Decades of work behind black hole image
The technical feat of combining data from eight different telescopes around the world to make a single image is extraordinarily difficult, and was 10 years in the making, writes the University of Auckland's Dr JJ Eldridge
Since yesterday, a fuzzy red/yellow blob with a dark shadow has been posted around the world on all news platforms - the first ever image of a black hole. Why is this a big deal?
Well for a start, general relativity is one of the most amazing theories in physics today. Since its publication in 1915 many researchers around the world have built upon it and tested it to ever greater detail and precision. The shadow in the centre of the black hole is the latest, and arguably, simplest test.
General relativity predicts that black holes exist when the density of an object becomes so high that not even light can escape it. The shadow we see is the event horizon, in some ways it is an edge of the Universe, it is a one-way door, anything crossing it cannot return.
It is strange to think that we have studied black holes for decades, and even in 2015 detected the gravitational waves released by two merging black holes but we have never seen this edge before. And now we have. It’s an old saying but, “seeing is believing”.
It should also be noted that this result is the work of a huge number of people building up to our current understanding of these objects. While Albert Einstein created General Relativity, it was Karl Schwarzschild who used it to mathematically describe the most basic type of non-rotating black hole.
However, this black hole in M87 is a rotating black hole, the mathematical description of which is fiendishly complex. It was New Zealander Roy Kerr who created the Kerr metric, the severely warped spacetime around such a black hole.
And then what might these black holes look like? These initial calculations were made by researcher Jean-Pierre Luminet some 40 years ago. They bear a strong resemblance to the images we saw today.
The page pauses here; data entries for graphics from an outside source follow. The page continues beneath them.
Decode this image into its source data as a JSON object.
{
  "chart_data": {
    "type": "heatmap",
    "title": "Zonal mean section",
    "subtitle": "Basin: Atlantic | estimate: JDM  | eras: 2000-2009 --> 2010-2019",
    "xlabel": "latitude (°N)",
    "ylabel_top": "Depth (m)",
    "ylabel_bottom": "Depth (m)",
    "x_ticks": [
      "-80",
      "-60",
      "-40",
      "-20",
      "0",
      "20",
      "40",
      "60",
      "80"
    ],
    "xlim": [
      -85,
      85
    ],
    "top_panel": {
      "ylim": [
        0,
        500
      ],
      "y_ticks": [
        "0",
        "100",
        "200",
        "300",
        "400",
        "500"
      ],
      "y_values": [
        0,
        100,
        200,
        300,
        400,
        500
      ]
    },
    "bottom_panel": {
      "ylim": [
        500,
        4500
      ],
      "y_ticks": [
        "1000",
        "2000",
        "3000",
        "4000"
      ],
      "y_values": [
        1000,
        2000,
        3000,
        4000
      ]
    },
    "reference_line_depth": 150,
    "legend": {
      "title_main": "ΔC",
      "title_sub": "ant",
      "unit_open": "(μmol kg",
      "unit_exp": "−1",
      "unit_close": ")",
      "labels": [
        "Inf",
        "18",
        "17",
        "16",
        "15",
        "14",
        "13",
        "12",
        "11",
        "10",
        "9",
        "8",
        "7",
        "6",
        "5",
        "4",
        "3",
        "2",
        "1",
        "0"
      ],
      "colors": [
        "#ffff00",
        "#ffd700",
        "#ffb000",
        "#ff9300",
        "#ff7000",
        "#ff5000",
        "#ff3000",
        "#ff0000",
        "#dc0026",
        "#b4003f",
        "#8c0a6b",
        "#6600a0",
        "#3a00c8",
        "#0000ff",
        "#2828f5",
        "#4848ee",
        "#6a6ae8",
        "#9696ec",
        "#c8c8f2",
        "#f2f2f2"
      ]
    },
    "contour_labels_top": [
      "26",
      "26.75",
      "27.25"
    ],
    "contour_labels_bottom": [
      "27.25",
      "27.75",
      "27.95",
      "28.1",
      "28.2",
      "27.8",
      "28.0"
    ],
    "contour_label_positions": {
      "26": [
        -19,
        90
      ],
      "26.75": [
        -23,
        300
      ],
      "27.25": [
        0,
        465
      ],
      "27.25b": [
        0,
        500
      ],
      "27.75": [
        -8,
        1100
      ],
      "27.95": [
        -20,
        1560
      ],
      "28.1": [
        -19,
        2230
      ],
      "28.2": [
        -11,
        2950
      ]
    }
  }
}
At the same time, the technical feat of combining data from eight different telescopes around the world to synthesise a single image is extraordinarily difficult. It required a huge team of over 200 people from 20 different countries to come together, work together and form the Event Horizon Telescope.
But it’s funny to think, out of all these large number of people, over so many years it still came down to a single person pushing “run” on their code to combine the data. While there were several teams who made versions of the images, the most widely publicised has been Assistant Professor Katie Bouman who made the first images.
For me, it’s the human story of so much effort, over so many years to make a simple test to look at a black hole for the first time that is so amazing. However, the scale of this black hole is almost as exciting – and it is because it’s such a monster that we are able to see it.
It is 6.5 billion times the mass of our Sun, it is 100 billion kilometres wide, almost the same distance as Voyager has travelled and it is 53 million light-years away at the core of a galaxy called M87.
Of course, now we have many more questions that we could ask… and that is also what is exciting – where this new observation and technique will lead next.